Fellow: Awarded 2019
Field of Study: Anthropology and Cultural Studies

Competition: US & Canada

Hugh Gusterson is Professor of Anthropology and International Affairs at George Washington University. Often communicating his findings to a wider public as well as academic colleagues, he has brought anthropological perspectives to bear on the intersection of war, military technology, ethics, and inequality.
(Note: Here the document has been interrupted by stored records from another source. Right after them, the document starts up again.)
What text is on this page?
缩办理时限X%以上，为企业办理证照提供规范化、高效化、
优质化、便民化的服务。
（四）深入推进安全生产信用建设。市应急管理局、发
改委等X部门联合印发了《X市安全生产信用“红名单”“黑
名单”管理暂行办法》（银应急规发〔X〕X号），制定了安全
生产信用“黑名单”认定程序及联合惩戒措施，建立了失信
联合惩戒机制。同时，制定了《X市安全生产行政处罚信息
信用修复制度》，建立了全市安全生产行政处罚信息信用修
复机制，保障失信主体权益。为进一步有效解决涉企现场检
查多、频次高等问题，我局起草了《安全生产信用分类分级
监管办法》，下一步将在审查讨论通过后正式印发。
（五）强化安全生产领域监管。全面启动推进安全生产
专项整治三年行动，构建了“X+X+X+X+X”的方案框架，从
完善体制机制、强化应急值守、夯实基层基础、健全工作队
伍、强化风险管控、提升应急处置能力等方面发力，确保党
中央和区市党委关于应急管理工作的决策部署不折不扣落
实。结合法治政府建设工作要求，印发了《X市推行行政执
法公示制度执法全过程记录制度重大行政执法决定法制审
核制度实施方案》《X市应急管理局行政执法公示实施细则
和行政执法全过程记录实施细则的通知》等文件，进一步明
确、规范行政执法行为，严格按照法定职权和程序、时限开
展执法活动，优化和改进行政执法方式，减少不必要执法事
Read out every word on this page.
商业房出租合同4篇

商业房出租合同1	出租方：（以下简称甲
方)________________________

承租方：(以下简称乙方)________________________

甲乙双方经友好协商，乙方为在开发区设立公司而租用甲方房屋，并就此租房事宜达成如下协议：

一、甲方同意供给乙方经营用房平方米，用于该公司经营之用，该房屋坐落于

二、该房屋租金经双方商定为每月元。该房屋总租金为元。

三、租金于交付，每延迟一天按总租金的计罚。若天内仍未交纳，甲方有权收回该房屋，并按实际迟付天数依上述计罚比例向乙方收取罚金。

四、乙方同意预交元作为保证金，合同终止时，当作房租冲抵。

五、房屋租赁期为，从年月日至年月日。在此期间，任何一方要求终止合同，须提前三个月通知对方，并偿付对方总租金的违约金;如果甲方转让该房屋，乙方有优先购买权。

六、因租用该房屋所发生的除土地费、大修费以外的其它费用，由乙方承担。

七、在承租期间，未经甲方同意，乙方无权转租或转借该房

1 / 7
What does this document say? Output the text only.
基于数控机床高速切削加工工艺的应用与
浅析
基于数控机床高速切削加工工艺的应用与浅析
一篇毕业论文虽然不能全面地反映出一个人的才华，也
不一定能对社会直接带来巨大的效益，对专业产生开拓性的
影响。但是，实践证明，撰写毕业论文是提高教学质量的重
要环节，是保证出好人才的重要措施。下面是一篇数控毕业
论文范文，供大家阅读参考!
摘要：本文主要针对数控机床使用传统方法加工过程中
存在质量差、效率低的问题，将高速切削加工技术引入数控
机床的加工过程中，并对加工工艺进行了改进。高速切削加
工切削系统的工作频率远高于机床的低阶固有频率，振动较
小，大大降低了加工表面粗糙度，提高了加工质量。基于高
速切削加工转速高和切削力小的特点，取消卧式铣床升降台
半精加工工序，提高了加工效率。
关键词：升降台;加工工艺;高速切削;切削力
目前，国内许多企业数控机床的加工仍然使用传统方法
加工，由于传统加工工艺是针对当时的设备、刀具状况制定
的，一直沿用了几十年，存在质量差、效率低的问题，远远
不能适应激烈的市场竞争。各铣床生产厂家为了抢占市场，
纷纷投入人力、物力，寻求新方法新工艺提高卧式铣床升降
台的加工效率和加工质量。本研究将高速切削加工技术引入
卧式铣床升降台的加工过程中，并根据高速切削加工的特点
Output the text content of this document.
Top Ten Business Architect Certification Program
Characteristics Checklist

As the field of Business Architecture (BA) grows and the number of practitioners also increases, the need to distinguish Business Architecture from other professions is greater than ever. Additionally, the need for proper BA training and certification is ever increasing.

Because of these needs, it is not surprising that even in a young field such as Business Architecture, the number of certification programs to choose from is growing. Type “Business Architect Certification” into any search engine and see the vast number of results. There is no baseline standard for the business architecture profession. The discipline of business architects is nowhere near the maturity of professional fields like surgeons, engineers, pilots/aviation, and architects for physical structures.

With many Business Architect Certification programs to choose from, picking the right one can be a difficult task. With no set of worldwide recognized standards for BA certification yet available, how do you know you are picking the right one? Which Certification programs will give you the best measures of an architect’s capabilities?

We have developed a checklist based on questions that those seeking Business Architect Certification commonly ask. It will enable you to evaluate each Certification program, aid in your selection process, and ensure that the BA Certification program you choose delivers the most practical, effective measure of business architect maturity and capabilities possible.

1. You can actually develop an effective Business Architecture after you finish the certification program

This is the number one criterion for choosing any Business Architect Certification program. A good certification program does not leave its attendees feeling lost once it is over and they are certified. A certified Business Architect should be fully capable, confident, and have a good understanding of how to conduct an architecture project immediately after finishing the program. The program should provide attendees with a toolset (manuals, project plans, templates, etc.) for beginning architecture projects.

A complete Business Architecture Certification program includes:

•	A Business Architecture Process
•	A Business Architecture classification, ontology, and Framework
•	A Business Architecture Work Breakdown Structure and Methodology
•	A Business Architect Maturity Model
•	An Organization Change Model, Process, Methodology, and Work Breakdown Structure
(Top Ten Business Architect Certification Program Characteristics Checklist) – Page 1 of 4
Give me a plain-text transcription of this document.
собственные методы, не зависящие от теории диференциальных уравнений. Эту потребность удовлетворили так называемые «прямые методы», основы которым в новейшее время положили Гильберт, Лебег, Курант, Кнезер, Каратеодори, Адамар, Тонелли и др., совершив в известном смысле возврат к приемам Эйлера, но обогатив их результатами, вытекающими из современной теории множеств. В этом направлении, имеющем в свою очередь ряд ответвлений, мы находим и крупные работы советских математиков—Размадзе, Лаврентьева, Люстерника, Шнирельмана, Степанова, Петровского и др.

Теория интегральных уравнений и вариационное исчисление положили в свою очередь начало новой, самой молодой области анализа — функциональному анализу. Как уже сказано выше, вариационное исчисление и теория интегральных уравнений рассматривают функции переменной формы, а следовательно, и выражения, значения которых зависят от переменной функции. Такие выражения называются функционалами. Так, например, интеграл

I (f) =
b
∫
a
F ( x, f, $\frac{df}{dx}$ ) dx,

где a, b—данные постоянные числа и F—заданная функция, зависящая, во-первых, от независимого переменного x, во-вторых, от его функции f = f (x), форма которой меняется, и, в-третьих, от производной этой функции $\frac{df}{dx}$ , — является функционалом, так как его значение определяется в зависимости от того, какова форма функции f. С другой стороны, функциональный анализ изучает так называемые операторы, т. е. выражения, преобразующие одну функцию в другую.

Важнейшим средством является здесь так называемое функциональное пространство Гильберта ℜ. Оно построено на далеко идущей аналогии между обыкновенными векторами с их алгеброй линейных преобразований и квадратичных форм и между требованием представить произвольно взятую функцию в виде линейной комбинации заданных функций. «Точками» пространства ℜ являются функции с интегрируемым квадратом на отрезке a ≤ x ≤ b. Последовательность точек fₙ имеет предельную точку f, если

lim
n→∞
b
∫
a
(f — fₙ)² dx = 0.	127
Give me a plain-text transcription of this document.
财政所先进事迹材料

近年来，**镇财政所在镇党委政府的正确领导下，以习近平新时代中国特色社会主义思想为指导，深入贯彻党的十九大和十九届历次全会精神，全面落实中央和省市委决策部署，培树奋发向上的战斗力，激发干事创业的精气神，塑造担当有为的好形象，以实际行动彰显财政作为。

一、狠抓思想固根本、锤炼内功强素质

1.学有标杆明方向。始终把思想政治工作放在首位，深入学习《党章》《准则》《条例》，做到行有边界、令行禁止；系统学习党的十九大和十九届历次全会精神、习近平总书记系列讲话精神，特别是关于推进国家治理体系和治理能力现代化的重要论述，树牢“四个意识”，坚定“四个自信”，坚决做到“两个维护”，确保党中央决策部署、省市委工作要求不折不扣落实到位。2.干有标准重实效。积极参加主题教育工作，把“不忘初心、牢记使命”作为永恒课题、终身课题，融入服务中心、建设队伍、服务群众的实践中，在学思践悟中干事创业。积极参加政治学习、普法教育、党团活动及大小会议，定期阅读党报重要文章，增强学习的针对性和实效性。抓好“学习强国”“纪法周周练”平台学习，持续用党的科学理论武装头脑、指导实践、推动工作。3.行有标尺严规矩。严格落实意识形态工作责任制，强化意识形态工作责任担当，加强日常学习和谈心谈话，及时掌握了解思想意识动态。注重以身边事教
Gusterson’s most recent book, Drone (MIT Press, 2016), is an exploration of drone warfare from the perspectives of drone operators, human rights activists, journalists, victims of drone attacks, and international lawyers. It won the 2017 Chicago-Kent College of Law/ Roy C. Palmer Civil Liberties Prize. However, the core focus of Gusterson’s work has been the political culture of nuclear weapons scientists and their critics, which he has been studying since the waning years of the cold war. This led to the books Nuclear Rites (University of California Press, 1996), which explored how scientists and engineers come to feel they have a vocation to work on nuclear weapons; and People of the Bomb (University of Minnesota Press, 2004), a wide-ranging collection of essays on the militarization of American culture in the nuclear age. He has also published four co-edited volumes.

With the Guggenheim Gusterson will complete a book tentatively titled Tinkering with Armageddon. Based on years of fieldwork at the two U.S. nuclear weapons labs as well as interviews with decision-makers in Washington DC, the book will analyze the complex process through which the U.S. decided, under President Clinton, to end nuclear testing and the ways in which, deprived of nuclear testing, the community of weapons scientists reinvented itself around simulation technologies that enabled it to advance its knowledge and apprentice a new generation of nuclear weapons scientists whose expertise is untethered from nuclear testing. At a moment when U.S.-Russian relations are at a historic nadir, the book will explore the implications of this shift for international security.

Gusterson, who received his Ph.D. from Stanford University, has also taught at MIT, the Georgia Institute of Technology, and George Mason University. He is a past president of the American Ethnological Society, and has served on the Executive Board of the American Anthropological Association and the Council of the Society for the Social Studies of Science. He is a regular contributor to the Bulletin of Atomic Scientists, which has published over sixty of his columns. His articles have also appeared in the Washington Post, Los Angeles Times, Boston Globe, San Francisco Chronicle, Philadelphia Inquirer, Oakland Tribune, Science, Nature, Sapiens, and the Guardian. He is winner of George Washington University’s 2019 Oscar and Shoshana Trachtenberg Prize for faculty scholarship.